No início de outubro era um ilustre desconhecido junto da maioria dos seus compatriotas e todas as sondagens, sem qualquer exceção, colocavam-no na cauda dos 14 pretendentes à Presidência da Roménia, com apenas um dígito. A 24 de novembro, data da primeira volta, com uma taxa de participação surpreendentemente alta para o normal (52,55%), o especialista em ambiente e desenvolvimento sustentável, antigo professor da Universidade de Pitesti, nos arredores de Bucareste, a capital romena, protagonizava aquilo que parecia um milagre: 2,1 milhões de votos, 22,95% do total e a vitória frente a um quarteto de peso (ver caixa): Elena-Valeria Lasconi, antiga jornalista e autarca, líder dos liberais União Salvai a Roménia (USR); Ion-Marcel Ciolacu, primeiro-ministro e secretário geral dos sociais-democratas (PSD), formação que já teve várias designações e que monopoliza o poder desde a queda de Nicolae Ceausescu e do comunismo (no final de 1989); George-Nicolae Simion, o nacional-populista pró-russo que chefia a Aliança para a União dos Romenos (AUR) e apontado, pelos estudos de opinião, como o grande favorito a par de Ciolacu; e ainda Nicolae-Ionel Ciuca, presidente do Senado, ex-primeiro-ministro e dirigente do Partido Nacional Liberal (PNL, formação que tem, nas últimas décadas, partilhado os principais cargos do Estado com o PSD).

O SALVADOR DO POVO

As ondas de choque provocadas pelo sempre bem ataviado Georgescu fizeram-se logo sentir. Pela primeira vez em 35 anos, um candidato do PSD não passava à segunda volta nas presidenciais e nunca se vira ninguém, neste período, sem uma máquina partidária a suportá-lo, a obter um tal resultado. Acresce que o antigo representante da Roménia no Programa das Nações Unidas para o Meio Ambiente (UNEP, nas siglas em inglês), entre 1999 e 2012, não fez comícios, não gastou ainda ‒ diz ele ‒ um cêntimo em campanha e apresenta-se como um político antissistema, com o propósito de “salvar a nação romena”. Os seus adversários e detratores acusam-no de quase tudo: hipocrisia, populismo, financiamento ilegal, manipulação e violação das regras de campanha… A autoridade reguladora das telecomunicações e dos media (ANCOM) e o Conselho Supremo de Defesa Nacional exigiram “medidas de urgência”, como a suspensão do TikTok e da rede de mensagens Telegram, tal como uma investigação da União Europeia por alegado desrespeito pela legislação de serviços digitais (DSA), que entrou em vigor, no espaço comunitário, no início deste ano.

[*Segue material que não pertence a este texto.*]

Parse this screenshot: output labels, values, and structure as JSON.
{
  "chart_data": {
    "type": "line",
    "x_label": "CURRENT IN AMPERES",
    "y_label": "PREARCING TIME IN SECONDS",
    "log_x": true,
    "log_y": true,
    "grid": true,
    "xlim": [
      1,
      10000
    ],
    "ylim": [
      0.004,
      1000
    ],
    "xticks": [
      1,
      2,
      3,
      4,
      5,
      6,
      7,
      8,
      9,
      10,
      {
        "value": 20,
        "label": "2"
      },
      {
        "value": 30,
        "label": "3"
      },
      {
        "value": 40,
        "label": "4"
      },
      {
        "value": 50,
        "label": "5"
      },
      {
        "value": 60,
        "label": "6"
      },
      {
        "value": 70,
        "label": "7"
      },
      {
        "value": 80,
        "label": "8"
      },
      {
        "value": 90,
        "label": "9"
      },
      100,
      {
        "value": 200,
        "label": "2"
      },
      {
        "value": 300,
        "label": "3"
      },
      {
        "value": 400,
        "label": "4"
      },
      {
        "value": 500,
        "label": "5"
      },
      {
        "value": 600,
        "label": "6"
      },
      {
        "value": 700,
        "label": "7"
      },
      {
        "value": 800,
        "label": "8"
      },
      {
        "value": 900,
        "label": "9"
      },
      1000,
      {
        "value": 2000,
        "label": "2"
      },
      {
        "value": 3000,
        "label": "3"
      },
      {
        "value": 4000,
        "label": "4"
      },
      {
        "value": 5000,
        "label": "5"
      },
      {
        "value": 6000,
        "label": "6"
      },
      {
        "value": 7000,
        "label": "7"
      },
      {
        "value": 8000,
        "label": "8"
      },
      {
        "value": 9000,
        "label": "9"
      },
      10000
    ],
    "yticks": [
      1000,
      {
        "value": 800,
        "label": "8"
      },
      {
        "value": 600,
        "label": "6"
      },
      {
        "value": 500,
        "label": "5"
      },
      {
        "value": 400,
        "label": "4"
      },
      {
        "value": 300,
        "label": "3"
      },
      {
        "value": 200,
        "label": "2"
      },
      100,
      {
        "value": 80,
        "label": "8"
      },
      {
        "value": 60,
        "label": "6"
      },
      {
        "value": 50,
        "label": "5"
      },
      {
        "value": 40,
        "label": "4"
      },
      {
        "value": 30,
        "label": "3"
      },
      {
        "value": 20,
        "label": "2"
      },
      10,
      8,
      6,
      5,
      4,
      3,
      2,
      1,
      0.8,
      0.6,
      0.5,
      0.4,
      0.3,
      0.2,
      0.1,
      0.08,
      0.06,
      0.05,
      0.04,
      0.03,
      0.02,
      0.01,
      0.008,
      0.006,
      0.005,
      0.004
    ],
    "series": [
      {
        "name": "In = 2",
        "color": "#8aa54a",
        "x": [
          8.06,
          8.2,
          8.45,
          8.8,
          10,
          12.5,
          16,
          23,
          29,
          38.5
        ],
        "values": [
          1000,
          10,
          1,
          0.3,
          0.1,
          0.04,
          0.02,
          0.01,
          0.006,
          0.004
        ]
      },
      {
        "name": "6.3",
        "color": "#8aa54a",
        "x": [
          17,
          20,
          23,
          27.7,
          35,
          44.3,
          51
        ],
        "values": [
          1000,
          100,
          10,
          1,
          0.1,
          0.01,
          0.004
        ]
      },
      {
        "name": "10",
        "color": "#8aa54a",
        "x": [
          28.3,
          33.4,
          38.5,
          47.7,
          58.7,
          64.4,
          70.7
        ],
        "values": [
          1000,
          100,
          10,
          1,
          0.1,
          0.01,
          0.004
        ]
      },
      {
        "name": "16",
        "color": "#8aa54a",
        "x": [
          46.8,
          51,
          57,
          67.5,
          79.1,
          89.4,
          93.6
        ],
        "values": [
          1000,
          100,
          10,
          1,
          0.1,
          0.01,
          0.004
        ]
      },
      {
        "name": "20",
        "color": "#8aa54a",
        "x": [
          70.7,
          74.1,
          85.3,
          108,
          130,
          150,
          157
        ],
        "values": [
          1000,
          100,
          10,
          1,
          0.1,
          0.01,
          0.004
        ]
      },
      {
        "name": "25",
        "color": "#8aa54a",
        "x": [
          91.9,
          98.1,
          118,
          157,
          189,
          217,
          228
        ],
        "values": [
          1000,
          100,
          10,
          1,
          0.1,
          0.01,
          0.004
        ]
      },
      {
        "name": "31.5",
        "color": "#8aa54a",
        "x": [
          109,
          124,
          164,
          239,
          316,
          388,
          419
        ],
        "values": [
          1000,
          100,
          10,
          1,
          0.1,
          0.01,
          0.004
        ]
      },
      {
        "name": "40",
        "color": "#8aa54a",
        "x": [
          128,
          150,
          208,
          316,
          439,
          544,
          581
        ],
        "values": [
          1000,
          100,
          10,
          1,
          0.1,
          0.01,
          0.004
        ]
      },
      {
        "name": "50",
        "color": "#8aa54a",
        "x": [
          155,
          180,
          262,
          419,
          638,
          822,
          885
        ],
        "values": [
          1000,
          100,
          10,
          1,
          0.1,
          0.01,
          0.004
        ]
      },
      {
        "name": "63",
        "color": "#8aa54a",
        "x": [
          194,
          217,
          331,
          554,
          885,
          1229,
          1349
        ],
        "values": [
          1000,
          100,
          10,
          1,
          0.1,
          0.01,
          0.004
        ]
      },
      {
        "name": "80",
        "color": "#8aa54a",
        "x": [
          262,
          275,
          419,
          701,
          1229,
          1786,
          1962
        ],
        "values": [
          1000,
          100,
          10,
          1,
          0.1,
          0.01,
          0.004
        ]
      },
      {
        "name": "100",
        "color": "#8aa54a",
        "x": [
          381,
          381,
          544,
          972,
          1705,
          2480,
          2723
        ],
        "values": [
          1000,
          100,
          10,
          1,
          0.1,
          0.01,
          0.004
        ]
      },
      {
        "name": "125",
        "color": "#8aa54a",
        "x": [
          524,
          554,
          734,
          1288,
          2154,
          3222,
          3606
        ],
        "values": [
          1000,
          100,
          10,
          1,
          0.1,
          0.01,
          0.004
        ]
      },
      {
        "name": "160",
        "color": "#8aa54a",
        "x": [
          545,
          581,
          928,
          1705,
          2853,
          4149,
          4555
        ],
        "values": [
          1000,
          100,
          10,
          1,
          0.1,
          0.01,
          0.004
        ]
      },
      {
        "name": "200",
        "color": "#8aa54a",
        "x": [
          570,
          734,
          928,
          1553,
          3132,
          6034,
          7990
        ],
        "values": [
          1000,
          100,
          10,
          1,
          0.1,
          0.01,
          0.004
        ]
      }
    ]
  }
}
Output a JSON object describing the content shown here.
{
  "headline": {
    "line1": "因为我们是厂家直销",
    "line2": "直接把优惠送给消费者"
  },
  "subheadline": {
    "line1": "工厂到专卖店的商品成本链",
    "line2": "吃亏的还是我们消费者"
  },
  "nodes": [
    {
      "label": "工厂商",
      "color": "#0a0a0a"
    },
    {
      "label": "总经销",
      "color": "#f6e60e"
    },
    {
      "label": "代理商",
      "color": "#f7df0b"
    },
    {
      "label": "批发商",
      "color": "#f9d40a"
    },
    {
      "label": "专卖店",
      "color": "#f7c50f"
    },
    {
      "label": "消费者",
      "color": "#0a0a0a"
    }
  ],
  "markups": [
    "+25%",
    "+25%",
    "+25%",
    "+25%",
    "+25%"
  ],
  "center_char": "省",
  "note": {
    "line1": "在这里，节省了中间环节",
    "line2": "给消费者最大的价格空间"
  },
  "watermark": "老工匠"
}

Na prática, havia a forte suspeita de envolvimento de ciberpiratas russos porque alguns vídeos de Georgescu, por exemplo, tiveram cada um mais de 50 milhões de visualizações em 48 horas. As queixas deram frutos a nível doméstico e, a 28 de novembro, a Comissão Eleitoral e o Tribunal Constitucional (cujos juízes são, por norma, antigos políticos ou figuras nomeadas pelo PSD e pelo PNL) ordenaram uma recontagem dos boletins ‒ além da curta vantagem de Georgescu, o segundo e o terceiro classificados ficaram separados por apenas 2130 votos (num universo 9,5 milhões de eleitores).

Viragem radical

Os partidos tradicionais da Roménia perdem terreno e a eleição de Calin Georgescu pode acentuar a deriva autocrática

2,1 Milhões
Número de votos (22,95% do total) que Calin Georgescu conquistou na primeira volta das presidenciais de 24 de novembro

5,9 Milhões
Número de votos que o candidato dito independente pode receber no próximo domingo, 8, segundo uma sondagem da consultora romena CURS

31 Percentagem
Resultado conjunto dos três principais partidos de extrema-direita (AUR, SOS Roménia e Partido da Juventude), nas eleições legislativas de 1 de dezembro. 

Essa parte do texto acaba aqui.